そういった意味で着眼点は素晴らしいが、脚本には新鮮味はあまりない。
キャラクターもせっかく個性的なのにもったいないと感じる部分が多かった。
(例えばハリウッド礼賛のプロデューサーが序盤で特撮現場をさんざんバカにして帰っていくのだが、ラストブレードのオファーに来るのは同一人物である。ここにあいつがついに認めてくれた! というカタルシスは全くなく、ころころ態度を変える都合のいい大人へ不快感を覚えるだけであった。たとえばこいつが実はすごい特撮マニアだったとか、本城と付き合いのあった一之瀬のマネジャーから話が行くようにするとかしてくれたらよかったのになあ。ちなみにこいつの連れているアイドル? 女優? もステレオタイプなもの知らずでイラつくだけで映画に何ら寄与することはなかった。こいつが惚れるんだけど一之瀬は夢のために全く相手にしない、それを見て本城は「ただちゃらちゃらしてるだけじゃないんだな」と認識を新たにする、くらいしてくれてもよかったのになあ)

かといって面白くなかったわけでは決してなく、俳優陣の演技は素晴らしかった。

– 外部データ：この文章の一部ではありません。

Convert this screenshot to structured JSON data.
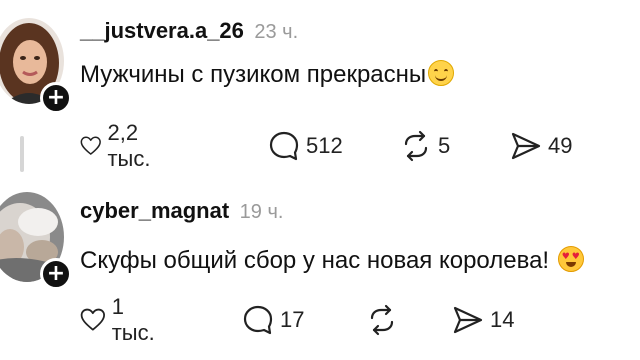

特に福士君いい役者になったなあとフォーゼから見ている身としては感慨深いものがある(ちなみに彼はバイクアクションだけはやたらうまいという設定があって笑える)
またクライマックスの100人斬りは圧巻……なのだが、劇中の設定に反して(CGなんだろうなあ……ワイヤーなんだろうなあ……)と思える部分がちらちら出てきてしまったのはいただけない。

個人的には大スクリーンで見るよりは、ソフト化されてから特撮映画の前に見ることによって本作品、そして特撮映画が相乗効果でよくなる、というのが正しい視聴方法のように思えた。